La Iglesia entiende la imagen sagrada como un medio de contemplación y de memoria viva de la persona representada, no como un simple objeto decorativo. El II Concilio de Nicea enseña que las imágenes deben exponerse en la Iglesia y recibir salutación y reverencia honorífica, porque el honor dado a la imagen se dirige a su prototipo, y la práctica fortalece la transmisión de la fe.,
Veneración, no adoración
El Concilio precisa la distinción fundamental: la reverencia hacia las imágenes no equivale al culto verdadero reservado a la naturaleza divina (latreía).

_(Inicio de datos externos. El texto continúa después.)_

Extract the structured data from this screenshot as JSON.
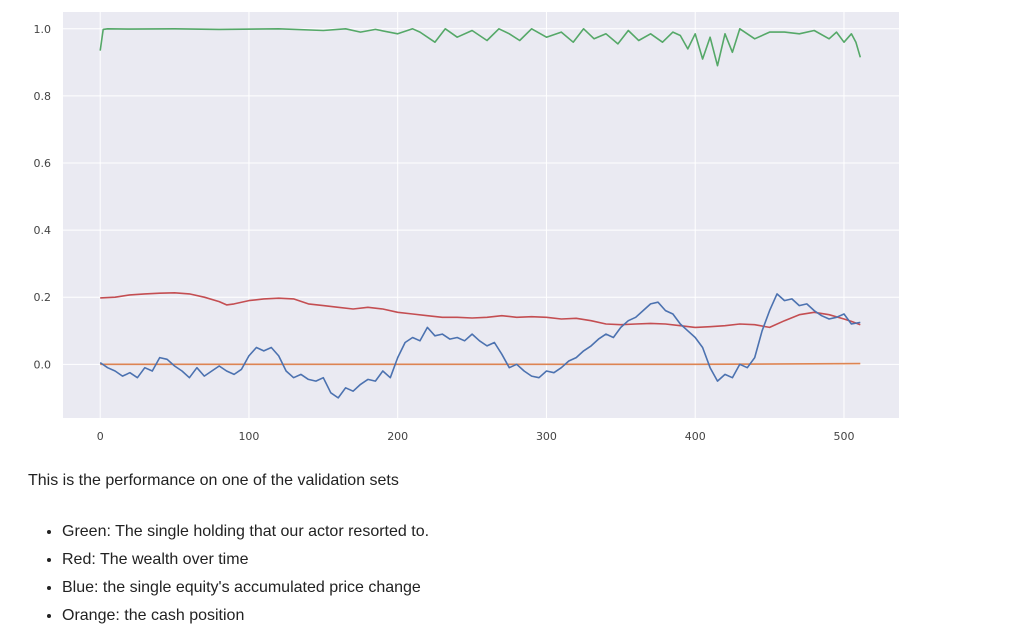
{
  "chart_data": {
    "type": "line",
    "xlim": [
      -25,
      537
    ],
    "ylim": [
      -0.16,
      1.05
    ],
    "x_ticks": [
      "0",
      "100",
      "200",
      "300",
      "400",
      "500"
    ],
    "y_ticks": [
      "0.0",
      "0.2",
      "0.4",
      "0.6",
      "0.8",
      "1.0"
    ],
    "grid": true,
    "colors": {
      "background": "#eaeaf2",
      "grid": "#ffffff",
      "green": "#55a868",
      "red": "#c44e52",
      "blue": "#4c72b0",
      "orange": "#dd8452"
    },
    "series": [
      {
        "color": "green",
        "x": [
          0,
          2,
          5,
          20,
          50,
          80,
          120,
          150,
          165,
          175,
          185,
          200,
          210,
          215,
          225,
          232,
          240,
          250,
          260,
          268,
          275,
          282,
          290,
          300,
          310,
          318,
          325,
          332,
          340,
          348,
          355,
          362,
          370,
          378,
          385,
          390,
          395,
          400,
          405,
          410,
          415,
          420,
          425,
          430,
          440,
          450,
          460,
          470,
          480,
          490,
          495,
          500,
          505,
          508,
          511
        ],
        "values": [
          0.935,
          0.998,
          1.0,
          0.999,
          1.0,
          0.998,
          1.0,
          0.995,
          1.0,
          0.99,
          0.998,
          0.985,
          1.0,
          0.99,
          0.96,
          1.0,
          0.975,
          0.995,
          0.965,
          1.0,
          0.985,
          0.965,
          1.0,
          0.975,
          0.99,
          0.96,
          1.0,
          0.97,
          0.985,
          0.955,
          0.995,
          0.965,
          0.985,
          0.96,
          0.99,
          0.98,
          0.94,
          0.985,
          0.91,
          0.975,
          0.89,
          0.985,
          0.93,
          1.0,
          0.97,
          0.99,
          0.99,
          0.985,
          0.995,
          0.97,
          0.99,
          0.96,
          0.985,
          0.96,
          0.915
        ]
      },
      {
        "color": "red",
        "x": [
          0,
          10,
          20,
          30,
          40,
          50,
          60,
          70,
          80,
          85,
          90,
          100,
          110,
          120,
          130,
          140,
          150,
          160,
          170,
          180,
          190,
          200,
          210,
          220,
          230,
          240,
          250,
          260,
          270,
          280,
          290,
          300,
          310,
          320,
          330,
          340,
          350,
          360,
          370,
          380,
          390,
          400,
          410,
          420,
          430,
          440,
          450,
          460,
          470,
          480,
          490,
          500,
          505,
          511
        ],
        "values": [
          0.198,
          0.2,
          0.207,
          0.21,
          0.212,
          0.213,
          0.21,
          0.2,
          0.187,
          0.177,
          0.18,
          0.19,
          0.195,
          0.197,
          0.195,
          0.18,
          0.175,
          0.17,
          0.165,
          0.17,
          0.165,
          0.155,
          0.15,
          0.145,
          0.14,
          0.14,
          0.138,
          0.14,
          0.145,
          0.14,
          0.142,
          0.14,
          0.135,
          0.137,
          0.13,
          0.12,
          0.118,
          0.12,
          0.122,
          0.12,
          0.115,
          0.11,
          0.112,
          0.115,
          0.12,
          0.118,
          0.11,
          0.13,
          0.148,
          0.155,
          0.148,
          0.135,
          0.128,
          0.118
        ]
      },
      {
        "color": "blue",
        "x": [
          0,
          5,
          10,
          15,
          20,
          25,
          30,
          35,
          40,
          45,
          50,
          55,
          60,
          65,
          70,
          75,
          80,
          85,
          90,
          95,
          100,
          105,
          110,
          115,
          120,
          125,
          130,
          135,
          140,
          145,
          150,
          155,
          160,
          165,
          170,
          175,
          180,
          185,
          190,
          195,
          200,
          205,
          210,
          215,
          220,
          225,
          230,
          235,
          240,
          245,
          250,
          255,
          260,
          265,
          270,
          275,
          280,
          285,
          290,
          295,
          300,
          305,
          310,
          315,
          320,
          325,
          330,
          335,
          340,
          345,
          350,
          355,
          360,
          365,
          370,
          375,
          380,
          385,
          390,
          395,
          400,
          405,
          410,
          415,
          420,
          425,
          430,
          435,
          440,
          445,
          450,
          455,
          460,
          465,
          470,
          475,
          480,
          485,
          490,
          495,
          500,
          505,
          511
        ],
        "values": [
          0.005,
          -0.01,
          -0.02,
          -0.035,
          -0.025,
          -0.04,
          -0.01,
          -0.02,
          0.02,
          0.015,
          -0.005,
          -0.02,
          -0.04,
          -0.01,
          -0.035,
          -0.02,
          -0.005,
          -0.02,
          -0.03,
          -0.015,
          0.025,
          0.05,
          0.04,
          0.05,
          0.025,
          -0.02,
          -0.04,
          -0.03,
          -0.045,
          -0.05,
          -0.04,
          -0.085,
          -0.1,
          -0.07,
          -0.08,
          -0.06,
          -0.045,
          -0.05,
          -0.02,
          -0.04,
          0.02,
          0.065,
          0.08,
          0.07,
          0.11,
          0.085,
          0.09,
          0.075,
          0.08,
          0.07,
          0.09,
          0.07,
          0.055,
          0.065,
          0.03,
          -0.01,
          0.0,
          -0.02,
          -0.035,
          -0.04,
          -0.02,
          -0.025,
          -0.01,
          0.01,
          0.02,
          0.04,
          0.055,
          0.075,
          0.09,
          0.08,
          0.11,
          0.13,
          0.14,
          0.16,
          0.18,
          0.185,
          0.16,
          0.15,
          0.12,
          0.1,
          0.08,
          0.05,
          -0.01,
          -0.05,
          -0.03,
          -0.04,
          0.0,
          -0.01,
          0.02,
          0.1,
          0.16,
          0.21,
          0.19,
          0.195,
          0.175,
          0.18,
          0.16,
          0.145,
          0.135,
          0.14,
          0.15,
          0.12,
          0.125
        ]
      },
      {
        "color": "orange",
        "x": [
          0,
          100,
          200,
          300,
          400,
          511
        ],
        "values": [
          0.0,
          0.0,
          0.0,
          0.0,
          0.0,
          0.002
        ]
      }
    ]
  },
  "caption": "This is the performance on one of the validation sets",
  "legend": [
    "Green: The single holding that our actor resorted to.",
    "Red: The wealth over time",
    "Blue: the single equity's accumulated price change",
    "Orange: the cash position"
  ]
}
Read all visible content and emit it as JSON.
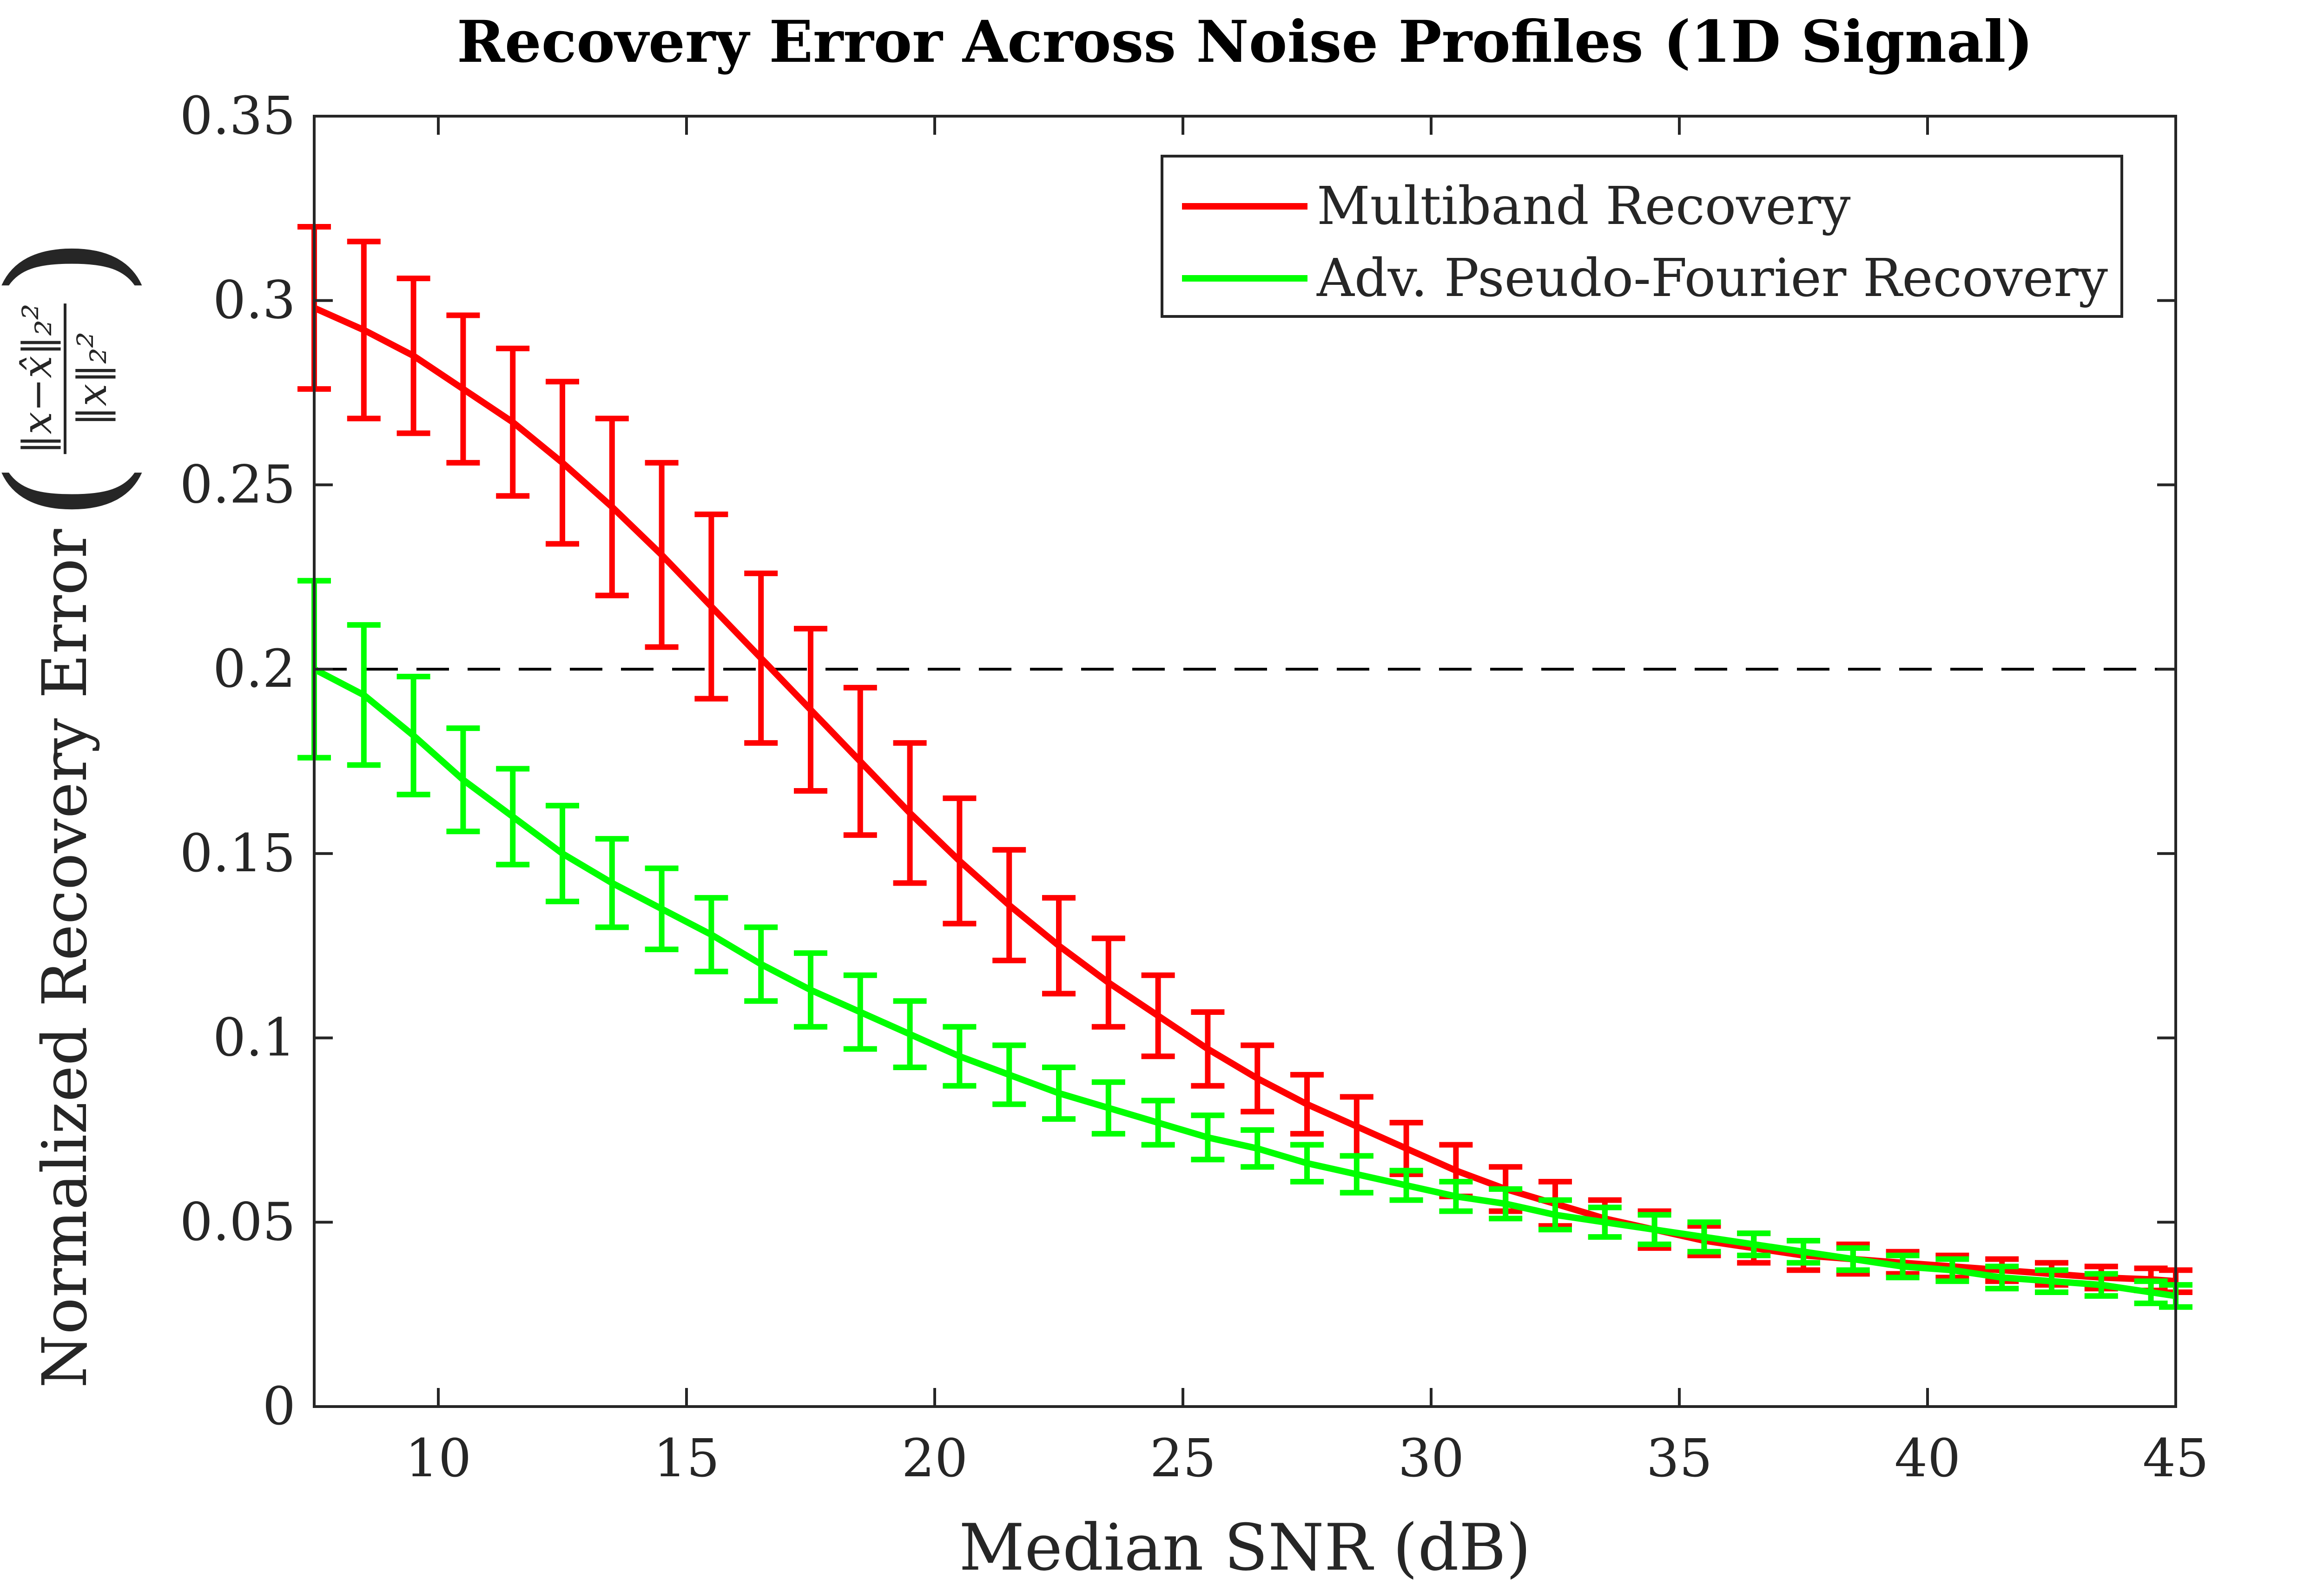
{
  "chart_data": {
    "type": "line",
    "title": "Recovery Error Across Noise Profiles (1D Signal)",
    "xlabel": "Median SNR (dB)",
    "ylabel_text": "Normalized Recovery Error",
    "ylabel_formula_numerator": "‖x−x̂‖₂²",
    "ylabel_formula_denominator": "‖x‖₂²",
    "xlim": [
      7.5,
      45
    ],
    "ylim": [
      0,
      0.35
    ],
    "xticks": [
      10,
      15,
      20,
      25,
      30,
      35,
      40,
      45
    ],
    "xtick_labels": [
      "10",
      "15",
      "20",
      "25",
      "30",
      "35",
      "40",
      "45"
    ],
    "yticks": [
      0,
      0.05,
      0.1,
      0.15,
      0.2,
      0.25,
      0.3,
      0.35
    ],
    "ytick_labels": [
      "0",
      "0.05",
      "0.1",
      "0.15",
      "0.2",
      "0.25",
      "0.3",
      "0.35"
    ],
    "reference_line": {
      "y": 0.2,
      "style": "dashed",
      "color": "#000000"
    },
    "legend_position": "top-right",
    "x": [
      7.5,
      8.5,
      9.5,
      10.5,
      11.5,
      12.5,
      13.5,
      14.5,
      15.5,
      16.5,
      17.5,
      18.5,
      19.5,
      20.5,
      21.5,
      22.5,
      23.5,
      24.5,
      25.5,
      26.5,
      27.5,
      28.5,
      29.5,
      30.5,
      31.5,
      32.5,
      33.5,
      34.5,
      35.5,
      36.5,
      37.5,
      38.5,
      39.5,
      40.5,
      41.5,
      42.5,
      43.5,
      44.5,
      45
    ],
    "series": [
      {
        "name": "Multiband Recovery",
        "color": "#ff0000",
        "values": [
          0.298,
          0.292,
          0.285,
          0.276,
          0.267,
          0.256,
          0.244,
          0.231,
          0.217,
          0.203,
          0.189,
          0.175,
          0.161,
          0.148,
          0.136,
          0.125,
          0.115,
          0.106,
          0.097,
          0.089,
          0.082,
          0.076,
          0.07,
          0.064,
          0.059,
          0.055,
          0.051,
          0.048,
          0.045,
          0.043,
          0.041,
          0.04,
          0.039,
          0.038,
          0.037,
          0.036,
          0.035,
          0.0345,
          0.034
        ],
        "errors": [
          0.022,
          0.024,
          0.021,
          0.02,
          0.02,
          0.022,
          0.024,
          0.025,
          0.025,
          0.023,
          0.022,
          0.02,
          0.019,
          0.017,
          0.015,
          0.013,
          0.012,
          0.011,
          0.01,
          0.009,
          0.008,
          0.008,
          0.007,
          0.007,
          0.006,
          0.006,
          0.005,
          0.005,
          0.004,
          0.004,
          0.004,
          0.004,
          0.003,
          0.003,
          0.003,
          0.003,
          0.003,
          0.003,
          0.003
        ]
      },
      {
        "name": "Adv. Pseudo-Fourier Recovery",
        "color": "#00ff00",
        "values": [
          0.2,
          0.193,
          0.182,
          0.17,
          0.16,
          0.15,
          0.142,
          0.135,
          0.128,
          0.12,
          0.113,
          0.107,
          0.101,
          0.095,
          0.09,
          0.085,
          0.081,
          0.077,
          0.073,
          0.07,
          0.066,
          0.063,
          0.06,
          0.057,
          0.055,
          0.052,
          0.05,
          0.048,
          0.046,
          0.044,
          0.042,
          0.04,
          0.038,
          0.037,
          0.035,
          0.034,
          0.033,
          0.031,
          0.03
        ],
        "errors": [
          0.024,
          0.019,
          0.016,
          0.014,
          0.013,
          0.013,
          0.012,
          0.011,
          0.01,
          0.01,
          0.01,
          0.01,
          0.009,
          0.008,
          0.008,
          0.007,
          0.007,
          0.006,
          0.006,
          0.005,
          0.005,
          0.005,
          0.004,
          0.004,
          0.004,
          0.004,
          0.004,
          0.004,
          0.004,
          0.003,
          0.003,
          0.003,
          0.003,
          0.003,
          0.003,
          0.003,
          0.003,
          0.003,
          0.003
        ]
      }
    ]
  }
}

Por eso, la veneración incluye formas de respeto coherentes con la fe católica (por ejemplo, gestos de honor y signos externos), mientras mantiene intacta la adoración debida solo a Dios.
San Juan Damasceno lo expresa con claridad: quien honra la imagen honra a la persona representada, y la tradición católica vincula la reverencia a los «modelos» salvadores en la historia de la salvación.,
Marianos «leídos» a la luz de la fe
La teología oriental y católica subraya que la iconografía mariana participa de la lógica de la liturgia (lex orandi → lex credendi): los títulos marianos y su representación visual actúan como recordatorio teológico del misterio de la Encarnación y del lugar de María en la economía de la salvación.,
En los modelos iconográficos tradicionales, María suele aparecer como Theotokos, presentando al Hijo y señalándolo como camino; entre esos modelos destaca la Odegétria («la que muestra el camino»), donde María indica a Cristo con la mano.